Junefests: Strolling of the Heifers

Summer in Vermont kicks off in a big way this month with three festivals that draw thousands of visitors to our state. You live here, so there’s no excuse not to grab your bike or your yoga mat and plan your next weekend.



Brattleboro, Vt.; www.strollingoftheheifers.com

Sixteen years ago, Orly Munzing was walking on an old logging road in Dummerston, Vt. and came upon her neighbor, Dwight Miller tending his orchard. When Munzing asked if he needed a hand, instead of handing her a rake or a pair of clippers, Miller asked her to spread the word about the difficulties many farmers faced and to encourage others to support their local food producers. “He said to take a good look because in ten years you won’t see this,” she recalls. What started with one conversation with a neighbor was the spark for a yearly event that draws tens of thousands for a weekend of celebrating where food comes from and the Tour De Heifer, a series of rides on dirt roads.

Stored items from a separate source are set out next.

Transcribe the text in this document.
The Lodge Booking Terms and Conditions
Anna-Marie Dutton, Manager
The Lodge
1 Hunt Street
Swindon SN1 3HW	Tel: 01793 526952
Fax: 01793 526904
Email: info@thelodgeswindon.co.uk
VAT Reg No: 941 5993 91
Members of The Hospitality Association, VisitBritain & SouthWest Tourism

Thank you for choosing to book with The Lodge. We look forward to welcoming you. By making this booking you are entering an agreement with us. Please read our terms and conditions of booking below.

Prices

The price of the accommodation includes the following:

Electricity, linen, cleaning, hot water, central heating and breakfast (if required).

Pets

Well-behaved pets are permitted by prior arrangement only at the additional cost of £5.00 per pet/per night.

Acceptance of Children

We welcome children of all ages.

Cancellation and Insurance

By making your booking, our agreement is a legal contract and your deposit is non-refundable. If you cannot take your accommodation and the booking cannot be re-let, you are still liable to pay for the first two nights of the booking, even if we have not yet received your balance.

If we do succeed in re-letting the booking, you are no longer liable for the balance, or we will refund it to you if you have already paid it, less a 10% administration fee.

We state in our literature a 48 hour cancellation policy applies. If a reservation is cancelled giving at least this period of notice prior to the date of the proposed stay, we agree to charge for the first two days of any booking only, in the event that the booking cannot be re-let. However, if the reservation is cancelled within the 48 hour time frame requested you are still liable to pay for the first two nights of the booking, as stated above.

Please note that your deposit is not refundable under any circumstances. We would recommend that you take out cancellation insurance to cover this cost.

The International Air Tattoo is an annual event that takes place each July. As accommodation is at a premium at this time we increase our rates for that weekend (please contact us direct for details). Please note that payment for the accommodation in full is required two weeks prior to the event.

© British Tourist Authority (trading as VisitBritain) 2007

The Vibe: Munzing says. “It’s the most fun and family-friendly agricultural Mardi Gras you can imagine. You have to see it to believe it.”

Who Goes: Everyone. As many as 50,000 people may line the sidewalks for Saturday morning parade. Sunday’s bike rides attract local riders who regularly tackle the winding dirt roads and weekend visitors looking for an alternative to riding on pavement.

The Setting: The home of the Holstein Association of America, which tracks the genealogy of every Holstein in North America, Brattleboro frequently makes national lists of top places to live or travel to, While the parade and its related events are in downtown Brattleboro, Sunday’s Tour De Heifer has a more pastoral setting. Lilac Ridge Farm, located just a few miles from the hum of downtown is a certified organic farm on 600 acres that serves as both the start and finish and the location of afternoon’s post-ride picnic. The shortest route is an out-and-back 15-mile ride on rolling paved and gravel roads to the Green River Bridge. The intermediate 30-mile ride winds south into the towns of Guilford and Halifax before a monster climb up Moss Hollow Road in Marlboro past Marlboro College and descending back down to the Lilac Ridge Farm. For the toughest riders, the 60-mile ride dips all the way into Massachusetts and makes a rocky return by way of hilly and rugged gravel roads.

Don’t Miss: Saturday’s parade begins with farm animals of every kind leading the marchers. Aside from the Guernseys and Holsteins, expect to see oxen, goats, pigs, llamas and more strolling up Main Street. “It’s a big Noah’s Ark, Munzing says.

What You Could Learn: Before the cows start walking, sit in on the Strolling of the Heifers Slow Living Summit, a forum of experts who explore topics of nourishment, wellness, food entrepreneurship, food systems, food justice and food policy. Speakers include Fred “Chico” Lager, ex-CEO of Ben & Jerry’s; Cairn Cross, co-founder and managing director of Fresh Tracks Capital, Will Rapp, founder of Gardener’s Supply; Anna Dawson, founder of Hometown Foods LLC, and others

Strangest Thing: Keep your eye out for the “Dairy Godmother,” who circulates around the event and the volunteers dressed as flies who follow behind the cows, armed with shovels and sawdust for any clean up.

The Party: At the Sustainable Living Expo following the parade, you’ll find 11 acres of fun, food and exhibits including local food producers and craftspeople. Plus, the four separate entertainment tents host every kind of live music including rock and roll, funk, New Orleans brass, folk and of course dancing. Marvel at performers from the New England Center for Circus Arts, place your bets at the goat racing or watch the crowning of Miss VerMOOnt.